Estados Unidos debe marcar una diferencia entre los talibanes como antiguos insurgentes y el Estado que ahora controlan.
Esto comienza con la suspensión de las sanciones contra los talibanes como organización (manteniendo las sanciones contra individuos específicos y el embargo de armamento); el financiamiento de funciones estatales específicas en áreas como el desarrollo rural, la agricultura, la electricidad y los gobiernos locales, y la restauración de las operaciones del banco central para reconectar a Afganistán con el sistema financiero global.
La ayuda para los servicios públicos es de especial importancia, no solo porque los afganos necesitan esos servicios, sino también porque el gobierno es el mayor empleador del país.
Tomar estas medidas también beneficiará los intereses de Occidente. Ayudará a frenar la migración creciente de ese país y el aumento de la producción ilegal de narcóticos por parte de los afganos desesperados por obtener ingresos. También podría crear oportunidades, al menos limitadas, para lograr que los talibanes cooperen con Estados Unidos a fin de reprimir las amenazas terroristas del grupo afiliado al Estado Islámico en Afganistán y otras agrupaciones.
Es una certeza que Afganistán padecerá más pobreza bajo el régimen talibán de la que vivió en los años recientes, y ningún país reanudará la ayuda a la escala que gozó el último gobierno. Pero la población necesita una vía de transición gradual para acostumbrarse a un nivel de apoyo cada vez menor, en lugar de la interrupción abrupta que sacudió la economía hasta la médula.
Para apaciguar las preocupaciones de las capitales occidentales respecto a que estas medidas puedan apuntalar la posición de los talibanes o su capacidad para desviar fondos con fines perversos, podrían implementarse restricciones y vigilancia.

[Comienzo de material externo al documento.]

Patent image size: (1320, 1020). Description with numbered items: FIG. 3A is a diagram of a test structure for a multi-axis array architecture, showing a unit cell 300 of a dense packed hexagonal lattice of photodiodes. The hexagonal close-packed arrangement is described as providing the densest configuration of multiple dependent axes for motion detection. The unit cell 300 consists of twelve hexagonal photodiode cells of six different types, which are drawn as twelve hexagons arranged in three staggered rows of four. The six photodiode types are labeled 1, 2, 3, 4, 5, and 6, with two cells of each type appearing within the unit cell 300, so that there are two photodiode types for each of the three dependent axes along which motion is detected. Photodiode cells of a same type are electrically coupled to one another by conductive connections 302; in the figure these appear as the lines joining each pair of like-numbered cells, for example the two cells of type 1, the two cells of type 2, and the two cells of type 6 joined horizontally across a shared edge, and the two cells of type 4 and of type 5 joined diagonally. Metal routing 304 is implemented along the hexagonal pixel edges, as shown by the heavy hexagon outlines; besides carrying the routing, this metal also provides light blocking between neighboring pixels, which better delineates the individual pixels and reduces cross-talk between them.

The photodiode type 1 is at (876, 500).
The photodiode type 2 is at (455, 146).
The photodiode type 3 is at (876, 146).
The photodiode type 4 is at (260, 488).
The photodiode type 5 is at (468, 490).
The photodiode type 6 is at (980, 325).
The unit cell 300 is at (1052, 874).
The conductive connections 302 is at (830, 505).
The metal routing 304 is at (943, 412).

Como era de esperarse, Estados Unidos y sus aliados son reacios a hacer algo más que ayudar a los afganos hambrientos a sobrevivir este invierno. Es probable que les inquiete el precedente de legitimar a un grupo islamista militante que tomó el poder por la fuerza. Además, se vería muy mal que se hicieran de la vista gorda ante las violaciones actuales y pasadas de los talibanes a los derechos humanos.

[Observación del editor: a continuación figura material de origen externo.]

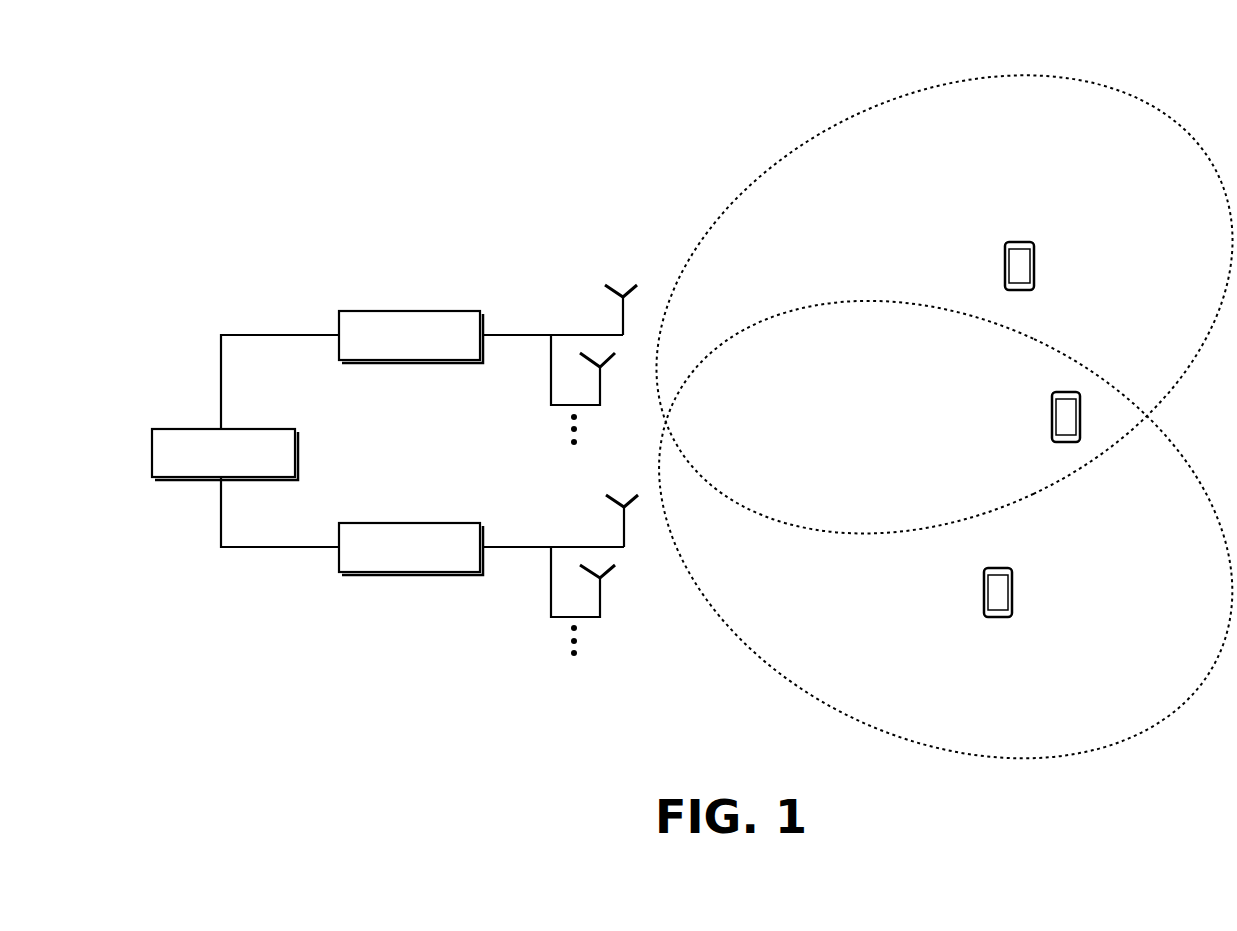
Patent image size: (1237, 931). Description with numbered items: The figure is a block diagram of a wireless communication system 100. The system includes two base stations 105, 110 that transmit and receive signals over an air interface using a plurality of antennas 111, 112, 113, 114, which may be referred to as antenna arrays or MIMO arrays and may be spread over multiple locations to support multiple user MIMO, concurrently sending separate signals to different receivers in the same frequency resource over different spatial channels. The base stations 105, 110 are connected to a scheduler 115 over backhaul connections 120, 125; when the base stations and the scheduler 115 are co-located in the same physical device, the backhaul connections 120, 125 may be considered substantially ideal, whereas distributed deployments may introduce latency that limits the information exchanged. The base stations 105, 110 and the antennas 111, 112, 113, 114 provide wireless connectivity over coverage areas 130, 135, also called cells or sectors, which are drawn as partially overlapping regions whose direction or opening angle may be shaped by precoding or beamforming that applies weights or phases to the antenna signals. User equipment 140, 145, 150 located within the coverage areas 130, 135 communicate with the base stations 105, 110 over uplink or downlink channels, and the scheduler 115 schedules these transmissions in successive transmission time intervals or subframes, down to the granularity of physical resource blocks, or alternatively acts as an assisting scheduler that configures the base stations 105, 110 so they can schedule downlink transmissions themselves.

The wireless communication system 100 is at (280, 118).
The base station 105 is at (387, 307).
The base station 110 is at (387, 520).
The antenna 111 is at (622, 312).
The antenna 112 is at (602, 393).
The antenna 113 is at (622, 523).
The antenna 114 is at (602, 605).
The scheduler 115 is at (298, 452).
The backhaul connection 120 is at (268, 330).
The backhaul connection 125 is at (268, 550).
The coverage area 130 is at (767, 170).
The coverage area 135 is at (742, 641).
The user equipment 140 is at (1037, 270).
The user equipment 145 is at (1050, 420).
The user equipment 150 is at (1015, 592).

Comprendo la renuencia, que quizá también tenga el objetivo de mantener una ventaja sobre los talibanes. Sin embargo, en las últimas dos décadas, he visto cómo las potencias de Occidente han sobrestimado una y otra vez su capacidad para lograr que las autoridades afganas —sean las que sean— accedan a sus demandas. Los gobiernos que dependían completamente del apoyo financiero y de seguridad estadounidense no se inmutaron ante las presiones para que adoptaran las estrategias preferidas de Washington en cuanto a la pacificación, la guerra y la lucha contra la corrupción.
Esto no quiere decir que el Occidente deba renunciar a sus esfuerzos para hacer que los talibanes respeten los derechos humanos y cooperen en lo referente a las prioridades de seguridad. Pero las expectativas deben ser modestas.
Los talibanes jamás van a promulgar una política sobre los derechos de la mujer que concuerde con los valores occidentales. No han dado señales de querer aceptar siquiera versiones limitadas de un gobierno democrático, y tampoco es probable que algún día tomen medidas activas para destruir o entregar a los remanentes de Al Qaeda, aunque tal vez los mantengan bajo control.
A nadie en Washington ni en las capitales europeas le puede complacer la idea de trabajar con este tipo de gobierno.
No obstante, la alternativa es peor, sobre todo para los afganos que no tienen otra opción más que vivir bajo el régimen talibán y que necesitan medios de subsistencia.